Parliament and Council negotiators reached a deal Tuesday evening on outstanding Common Agricultural Policy (CAP) reform issues such as co-financing rates for rural development and cuts to payments to big farms, after the Council showed flexibility on issues of crucial importance to Parliament: The deal was based on the new mandate adopted on 23 September by the Agriculture and Fisheries Council.


"We are very proud to have managed such a complex reform in such a short time, said Agriculture Committee chair and negotiating team leader Paolo De Castro (S&D, IT).

"It was a huge dossier and the European Parliament was for the first time involved as co-legislator on the CAP reform under the co-decision procedure. We proved that Parliament could make the reform better and more democratic, whilst working swiftly enough to ensure that farmers will benefit on time from the new CAP", he added.

"The CAP is reformed to face the challenges of the present and the future. Thanks to the European Parliament's co-decision powers, this is the fairest reform of the agricultural policy in Europe to serve not only farmers but also citizens and taxpayers", said rapporteur on Rural Development and Direct Payments Luis Manuel Capoulas Santos (S&D, PT).

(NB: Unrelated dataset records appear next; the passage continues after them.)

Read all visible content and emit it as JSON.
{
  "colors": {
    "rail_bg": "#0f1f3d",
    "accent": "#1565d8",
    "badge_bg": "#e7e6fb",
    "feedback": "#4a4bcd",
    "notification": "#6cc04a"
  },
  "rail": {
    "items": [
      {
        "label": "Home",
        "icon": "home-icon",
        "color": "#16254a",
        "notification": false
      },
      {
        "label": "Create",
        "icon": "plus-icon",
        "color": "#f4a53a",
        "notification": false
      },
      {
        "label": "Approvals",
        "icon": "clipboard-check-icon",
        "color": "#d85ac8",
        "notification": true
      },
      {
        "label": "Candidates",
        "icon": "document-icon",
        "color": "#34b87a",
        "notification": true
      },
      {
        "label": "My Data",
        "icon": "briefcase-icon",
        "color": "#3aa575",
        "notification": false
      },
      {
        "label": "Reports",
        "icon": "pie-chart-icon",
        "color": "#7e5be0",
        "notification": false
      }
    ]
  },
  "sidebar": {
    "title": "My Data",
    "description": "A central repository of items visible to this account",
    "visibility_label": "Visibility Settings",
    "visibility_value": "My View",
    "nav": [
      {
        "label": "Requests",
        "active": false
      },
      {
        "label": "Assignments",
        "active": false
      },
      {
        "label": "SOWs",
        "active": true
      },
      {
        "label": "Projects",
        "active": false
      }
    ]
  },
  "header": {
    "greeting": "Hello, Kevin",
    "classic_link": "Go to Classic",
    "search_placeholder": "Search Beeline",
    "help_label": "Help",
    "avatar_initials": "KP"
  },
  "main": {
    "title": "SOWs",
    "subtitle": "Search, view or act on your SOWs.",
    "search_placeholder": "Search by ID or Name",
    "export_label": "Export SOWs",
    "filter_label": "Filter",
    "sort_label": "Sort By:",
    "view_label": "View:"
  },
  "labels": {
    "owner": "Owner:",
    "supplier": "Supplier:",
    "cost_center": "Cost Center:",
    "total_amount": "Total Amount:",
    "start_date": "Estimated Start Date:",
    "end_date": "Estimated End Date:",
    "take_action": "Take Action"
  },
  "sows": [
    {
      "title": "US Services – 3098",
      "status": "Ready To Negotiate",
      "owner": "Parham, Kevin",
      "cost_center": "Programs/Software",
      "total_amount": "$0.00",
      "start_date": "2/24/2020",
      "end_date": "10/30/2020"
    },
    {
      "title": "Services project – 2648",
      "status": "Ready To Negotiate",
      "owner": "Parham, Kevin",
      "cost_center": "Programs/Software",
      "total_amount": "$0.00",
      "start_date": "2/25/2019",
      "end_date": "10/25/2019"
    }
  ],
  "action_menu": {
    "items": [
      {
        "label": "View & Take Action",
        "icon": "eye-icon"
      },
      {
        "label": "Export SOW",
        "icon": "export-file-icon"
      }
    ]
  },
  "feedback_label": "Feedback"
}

For Parliament, the key issue in this final negotiating phase was to ensure that policy content which should be legislated under co-decision is not determined solely by heads of state. For example, negotiators saw it as essential that the Council accept Parliament's demand to increase the rural development co-financing rate (i.e. the EU contribution) for less-developed regions, outermost regions and smaller Aegean islands to 85%.

The Council also agreed to include the annual breakdown by member state of the rural development budget in an annex to the rural development regulation, granting the Commission the power to amend this annex through delegated acts (i.e. on its own initiative) in clearly defined circumstances.

Direct basic or single area payments of above €150,000 to large farms will be reduced by at least 5%.

Next steps

The Agriculture and Rural Development Committee will take its first reading vote on 30 September, which will then have to be confirmed in plenary during the second October session or the November session.